Research investigating treatments for PVD has increased substantially in recent years. Although more research is needed, a number of interventions appear promising, including surgical and psychological approaches.
A treatment algorithm has recently been proposed. It recommends the following sequence: vulvar care measures, topical medications, oral medications, injections, biofeedback/pelvic floor physical therapy, low oxalate diet with calcium citrate supplementation (note: the effectiveness of this option has not been investigated), psychotherapy and vestibulectomy. However, others suggest starting with more invasive treatments, such as the vestibulectomy.

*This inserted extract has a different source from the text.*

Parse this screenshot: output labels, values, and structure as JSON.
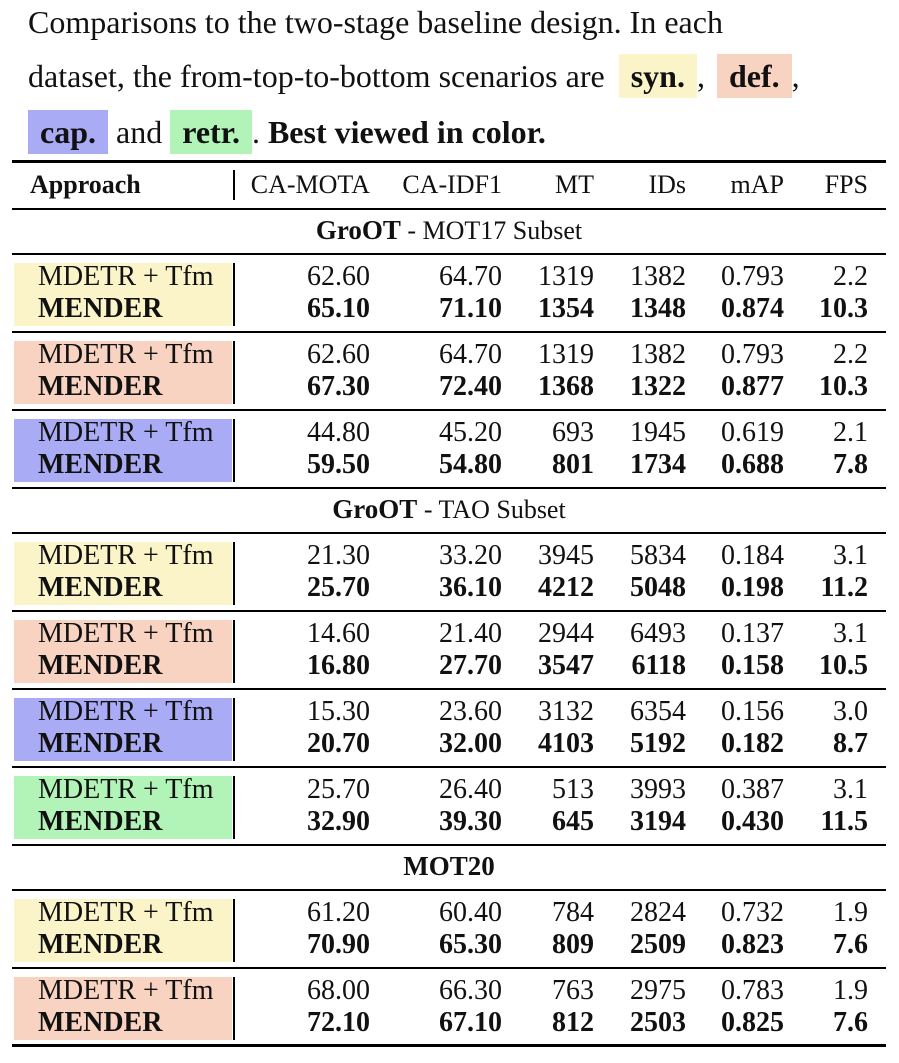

Clinicians and researchers face several challenges in this area. Currently, there is a need for more education and training regarding PVD, increased research examining the etiology and impact of PVD, and more RCTs. Multidisciplinary approaches should be applied to this condition.
Patients should be included in treatment decisions, and a positive relationship between women and their healthcare providers should be fostered. Positive patient–clinician relationships can provide support and help women cope with pain.
A multidimensional approach is recommended in order to increasingly understand pain characteristics, predisposing variables and beneficial treatments associated with PVD.
Footnotes
The authors have no relevant financial interests, including employment, consultancies, honoraria, stock ownership or options, expert testimony, grants or patents received or pending, or royalties related to this manuscript.